Physics Professor James Freericks Wins National Book Award
October 23, 2009
In early October, the Association of Jesuit Colleges and Alpha Sigma Nu, the honor society of Jesuit colleges and universities, awarded a 2009 National Book Award in the category of the sciences to Georgetown Physics professor James Freericks for his book Transport in Multilayered Nanostructures: The Dynamical Mean-Field Theory Approach. Freericks feels especially honored by this award, he explained, because it is rare for a book geared for science experts to be awarded a book prize.
"My ultimate goal is for this work to help enable other researchers to enter this fascinating field and to become practitioners on their own," he said. "I hope the recognition and honor associated with this award will help increase the audience of the book and make this goal become a reality. Finally, there is a special honor in being the first Georgetown faculty to be awarded this prize in the field of natural science."
Freericks describes his research as describing the methodology for determining the properties of electrons that interact strongly with each other in a device composed of materials stacked on each other, "as layers on a sandwich."

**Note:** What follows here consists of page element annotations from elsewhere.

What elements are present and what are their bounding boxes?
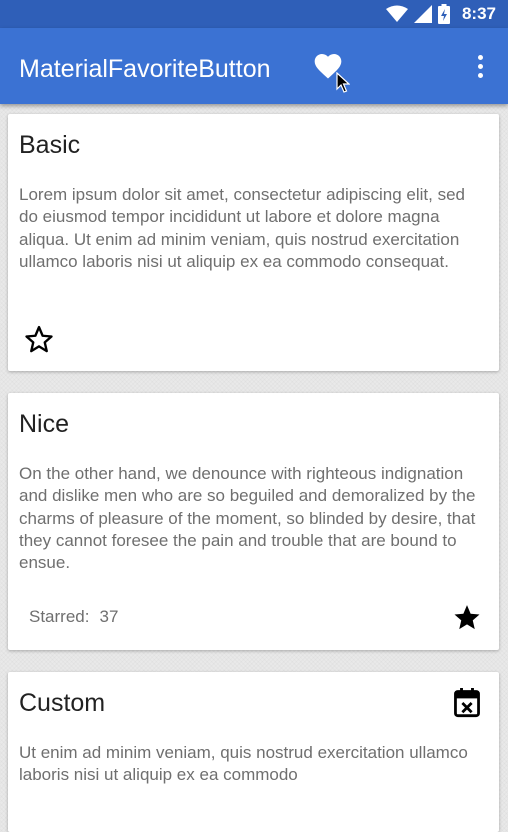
signal-icon [413, 5, 432, 23]
status-icons: 8:37 [385, 3, 496, 25]
wifi-icon [385, 5, 408, 22]
app-title: MaterialFavoriteButton [19, 55, 271, 83]
status-bar: 8:37 [0, 0, 508, 28]
app-bar: MaterialFavoriteButton [0, 28, 508, 104]
battery-icon [437, 4, 450, 24]
card-body: On the other hand, we denounce with righ… [19, 464, 476, 573]
starred-count: 37 [99, 607, 119, 626]
card-nice: Nice On the other hand, we denounce with… [8, 393, 499, 650]
card-custom: Custom Ut enim ad minim veniam, quis nos… [8, 672, 499, 832]
card-basic: Basic Lorem ipsum dolor sit amet, consec… [8, 114, 499, 371]
overflow-menu-icon[interactable] [468, 52, 492, 80]
star-filled-icon[interactable] [452, 602, 482, 632]
status-time: 8:37 [461, 4, 496, 23]
card-title: Custom [19, 689, 106, 717]
starred-label: Starred: [29, 607, 90, 626]
mouse-cursor-icon [336, 72, 350, 93]
card-title: Basic [19, 131, 81, 159]
card-body: Ut enim ad minim veniam, quis nostrud ex… [19, 743, 468, 785]
starred-counter: Starred: 37 [29, 607, 118, 627]
calendar-remove-icon[interactable] [453, 688, 481, 718]
star-outline-icon[interactable] [24, 324, 54, 354]
card-title: Nice [19, 410, 70, 438]
card-body: Lorem ipsum dolor sit amet, consectetur … [19, 185, 465, 271]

"Everyone knows electrons are negatively charged and they repel each other," Freericks explains. "What most people don't know is that in most materials, scientists who are calculating the properties of these materials can ignore this fact and still find very accurate results for about 90% of the known materials. This is because the quantum mechanical effects make the electrons act like they don't see any of the other electrons because of the so-called Pauli exclusion principle. My work focuses on the remaining 10% or so of materials, where electrons interact so strongly with each other that their movement through a solid is a complicated, intertwined dance, somewhat like a 'conga line'."
Freericks describes how these materials behave when layered with what he calls common or "garden variety" metals like copper, silver, gold, platinum, lead, and magnesium, which differ from "strongly correlated metals" like the rare-earth magnets that are used in all headphones. Freericks notes that electrons move differently through those common metals than through "strongly correlated" metals, which provides the basis for his research.
Applications for this technology are many. "[They] fall into the realm of tunnel diodes, which can be used as transistors in computer chips, to superconducting Josephson junctions, which could be the next generation of ultrafast computers (100 GHz or faster processor speeds), to green technologies such as solid-state cooling or power generation from so-called thermoelectric effects."
Freericks is currently teaching an undergraduate class "Physics 211: Relativity and Quantum Mechanics" and is a member of the University Committee on Rank and Tenure. He has an A.B. from Princeton, took both his Master’s and Ph.D. from University of California, Berkeley, and is a visiting scholar at the National Institute of Standards and Technology. He has been teaching at Georgetown since 1994.